To be epic, a poem must have specific content and form. It must range across a swathe of time as well as paper, it must include gods. Aristotle maintains the poet must request the blessing of a Muse or other handy demi-deity of artistic inspiration before the action kicks off. Spiritual grovelling out of the way, the tale should begin in the middle and must have flashbacks.

For all his bravery, Horatius’s bridge defending fails on all three of these counts: The events all happen, not just in one day, but within a few hours; the temples of the gods are mentioned but the gods themselves are MIA and take no part in the proceedings; and the action, as if to make the King of Hearts proud, begins at the beginning and goes on till it comes to the end; then stops.

India has it’s own set of conditions for an epic to meet including descriptions of cities, seas, mountains, moonrise and sunrise, and a list of life events to include such as drinking bouts, love-making, a wedding, the birth of a child, a battle, the victory of a hero, and curiously, merrymaking in gardens and bathing parties.

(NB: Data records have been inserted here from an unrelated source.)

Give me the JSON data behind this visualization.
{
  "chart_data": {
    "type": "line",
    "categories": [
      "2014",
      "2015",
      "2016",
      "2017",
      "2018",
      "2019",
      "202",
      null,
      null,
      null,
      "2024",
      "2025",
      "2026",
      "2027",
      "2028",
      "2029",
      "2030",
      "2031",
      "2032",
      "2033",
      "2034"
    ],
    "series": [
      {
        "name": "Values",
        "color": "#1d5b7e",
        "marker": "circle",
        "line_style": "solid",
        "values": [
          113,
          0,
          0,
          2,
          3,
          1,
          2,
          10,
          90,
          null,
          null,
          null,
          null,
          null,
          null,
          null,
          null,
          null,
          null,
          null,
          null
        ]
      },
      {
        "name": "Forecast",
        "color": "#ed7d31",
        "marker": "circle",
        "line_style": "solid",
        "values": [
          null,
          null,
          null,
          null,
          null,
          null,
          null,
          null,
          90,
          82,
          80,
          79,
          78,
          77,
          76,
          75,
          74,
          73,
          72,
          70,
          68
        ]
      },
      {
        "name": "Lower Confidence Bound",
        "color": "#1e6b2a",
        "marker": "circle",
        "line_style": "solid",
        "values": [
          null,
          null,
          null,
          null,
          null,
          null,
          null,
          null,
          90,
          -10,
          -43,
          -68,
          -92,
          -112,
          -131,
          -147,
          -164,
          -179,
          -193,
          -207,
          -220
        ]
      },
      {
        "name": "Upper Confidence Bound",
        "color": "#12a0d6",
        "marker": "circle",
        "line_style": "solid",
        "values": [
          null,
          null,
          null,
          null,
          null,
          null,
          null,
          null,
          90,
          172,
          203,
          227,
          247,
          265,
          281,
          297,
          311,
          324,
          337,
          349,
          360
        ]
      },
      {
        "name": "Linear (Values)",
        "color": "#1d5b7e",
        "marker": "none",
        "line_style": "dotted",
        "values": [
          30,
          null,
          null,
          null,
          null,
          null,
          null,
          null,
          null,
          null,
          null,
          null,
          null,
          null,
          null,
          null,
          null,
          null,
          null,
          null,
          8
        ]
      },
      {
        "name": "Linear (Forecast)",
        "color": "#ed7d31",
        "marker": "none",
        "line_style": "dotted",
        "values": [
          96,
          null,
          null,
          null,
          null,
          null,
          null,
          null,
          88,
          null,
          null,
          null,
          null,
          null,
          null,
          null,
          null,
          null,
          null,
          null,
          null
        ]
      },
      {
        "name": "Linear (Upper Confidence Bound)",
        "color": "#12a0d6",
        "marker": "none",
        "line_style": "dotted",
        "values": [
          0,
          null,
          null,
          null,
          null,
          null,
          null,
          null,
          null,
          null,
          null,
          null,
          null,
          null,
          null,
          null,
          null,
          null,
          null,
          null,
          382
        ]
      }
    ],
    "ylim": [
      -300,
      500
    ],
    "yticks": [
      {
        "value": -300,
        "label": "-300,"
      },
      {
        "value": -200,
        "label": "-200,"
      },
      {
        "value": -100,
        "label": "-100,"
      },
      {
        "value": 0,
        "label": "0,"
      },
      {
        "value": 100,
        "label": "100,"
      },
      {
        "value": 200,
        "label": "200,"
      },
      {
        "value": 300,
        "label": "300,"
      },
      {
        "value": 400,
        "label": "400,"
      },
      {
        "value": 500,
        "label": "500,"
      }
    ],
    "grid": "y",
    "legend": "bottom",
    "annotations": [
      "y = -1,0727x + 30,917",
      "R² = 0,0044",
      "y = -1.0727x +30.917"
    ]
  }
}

Despite Aristotle not having been born at the time the Mahabharata was completed, it still manages to meet all of his requirements as well as the local ones, making it not only longer than the Greek classics but more epic than the people who invented the word.

By this point you may have realised that “epic” is generally as misapplied as when someone calls their mate a legend for coming back from the bar with the drink they asked for… but I have another level to ad to your discombobulation. The origin of the term is the Greek “epos” which means “a word”, though also “a story”. This in turn is believed to derive from the Proto Indo/European root “wekw” meaning “to speak”. Such a simple beginning for a word, whose journey over time to its current meaning, could almost be described as itself: Epic.

* Not an eighties New Romantic pop group.
** I had actually ordered it, the Royal Mail don’t just randomly send me mythological source books from around the world.